Decision-making in humans is a complex process involving diverse factors such as knowledge, emotions, gaps, etc. Even with the information overload of today’s times, consumers regularly make bad decisions resulting in the purchase of products which are either less beneficial or downright harmful to them.
In the case of organizational decision-making, despite the big data and the supporting analytics, executives often struggle to convert data-based insights to tangible, achievable solutions. Instead, they resort to what Jim March and coauthors explain as “garbage can” decision making - a framework in which, actors, problems, and alternate solutions circulate in a hypothetical garbage can and people end up approving on whichever option visible on the top.
The recent studies have shown several new insights which prove that our assumptions about decision-making are flawed. Here are a few myths that we believe about decision-making are false.
1> Correct information equates to better decisions.
There is a general assumption that better information leads to better decisions. Decisions arising as a result of bad data can be costly for organizations.
In many situations, people do not use the available information that can help them in making correct decisions. For example, purchasing wrong health insurance or unhealthy foods and medicines.
This research explains that the primary reasons people do not use the available information can be classified into two broad categories – Frictions and Mental Gaps. The Friction explains the framework of “rational inattention” where a decision-maker deliberately avoids utilizing the available information because of the presumed time and cost associated involved in the information processing.

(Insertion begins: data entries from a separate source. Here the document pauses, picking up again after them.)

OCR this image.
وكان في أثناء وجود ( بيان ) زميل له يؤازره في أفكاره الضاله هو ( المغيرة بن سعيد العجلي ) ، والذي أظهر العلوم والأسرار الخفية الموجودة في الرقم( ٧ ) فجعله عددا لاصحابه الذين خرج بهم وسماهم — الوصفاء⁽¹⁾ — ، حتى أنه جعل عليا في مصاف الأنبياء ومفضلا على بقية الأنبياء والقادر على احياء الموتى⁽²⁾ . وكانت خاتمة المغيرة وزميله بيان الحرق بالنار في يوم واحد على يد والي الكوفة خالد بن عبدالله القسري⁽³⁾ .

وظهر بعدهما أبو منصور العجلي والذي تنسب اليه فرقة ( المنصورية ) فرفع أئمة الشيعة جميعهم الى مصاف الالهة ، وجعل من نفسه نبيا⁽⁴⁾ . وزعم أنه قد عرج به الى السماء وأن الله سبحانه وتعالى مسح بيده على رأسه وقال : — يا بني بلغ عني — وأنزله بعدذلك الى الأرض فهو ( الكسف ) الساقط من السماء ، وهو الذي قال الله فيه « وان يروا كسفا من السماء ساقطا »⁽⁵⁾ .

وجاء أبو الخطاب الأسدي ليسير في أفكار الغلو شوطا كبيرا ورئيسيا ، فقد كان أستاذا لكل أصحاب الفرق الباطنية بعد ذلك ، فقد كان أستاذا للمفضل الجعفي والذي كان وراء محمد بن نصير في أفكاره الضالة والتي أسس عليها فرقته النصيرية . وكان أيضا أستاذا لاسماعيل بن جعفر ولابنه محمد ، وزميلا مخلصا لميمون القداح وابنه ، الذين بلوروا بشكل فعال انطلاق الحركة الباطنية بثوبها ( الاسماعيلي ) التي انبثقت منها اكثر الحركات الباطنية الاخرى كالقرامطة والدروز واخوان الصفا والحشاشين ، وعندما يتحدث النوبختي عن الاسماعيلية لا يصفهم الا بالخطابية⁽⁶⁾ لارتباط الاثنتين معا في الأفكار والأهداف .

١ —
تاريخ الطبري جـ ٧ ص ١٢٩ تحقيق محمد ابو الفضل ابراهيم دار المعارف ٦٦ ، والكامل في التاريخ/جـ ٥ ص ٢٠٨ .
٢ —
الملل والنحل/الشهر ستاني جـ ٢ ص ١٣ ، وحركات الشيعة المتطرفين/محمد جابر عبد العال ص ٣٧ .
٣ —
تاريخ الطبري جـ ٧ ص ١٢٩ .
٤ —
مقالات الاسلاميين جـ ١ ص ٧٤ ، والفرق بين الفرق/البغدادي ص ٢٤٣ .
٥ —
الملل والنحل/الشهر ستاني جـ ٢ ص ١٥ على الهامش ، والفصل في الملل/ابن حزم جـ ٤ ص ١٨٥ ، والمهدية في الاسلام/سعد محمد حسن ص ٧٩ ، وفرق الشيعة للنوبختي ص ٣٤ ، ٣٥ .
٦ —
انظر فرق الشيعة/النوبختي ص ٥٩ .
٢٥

The Mental Gap theory explores the scenarios where the supporting information is easily available, however, due to the gap between what people think and that should be rationally thought for making a right decision – the loopholes appear in the final decision.
2>Decision-making is proportional to the collective influence.
Be it brainstorming sessions, meetings, or conferences, the emphasis on collective problem solving and learning is highly prized in most institutions. Nonetheless, as per this study, excessive collective influencing results in less than perfect decision making. Instead of more emphasis on transparency, the organizational processes should be restructured to accommodate occasional isolation for optimum collective intelligence.
3> Errors in decision making are a result of inherent cognitive biases.
Role of cognitive biases in decision-making is a widely studied topic since recent years. By biases, we mean the inherent and subconscious assumptions which are difficult to get rid of. Apparently, the biases that result in faulty decision making are not only subliminal, as per this study.
Researchers discover a concept of “Motivated Errors” resulting from self-serving motives. With this factor, the decision-makers tweak or ignore the available information to make irrational decisions. Such biases are difficult to spot as they can handle debiasing reforms convincingly. The motivated errors seem like a result of cognitive biases but are indeed motivational in nature.
To sum up, the problem with bad decisions isn’t the lack of data or skills, it is quite the opposite. Knowing and understanding about decision-making can effectively help in prioritization as well as in discovering reasons behind imperfect decisions.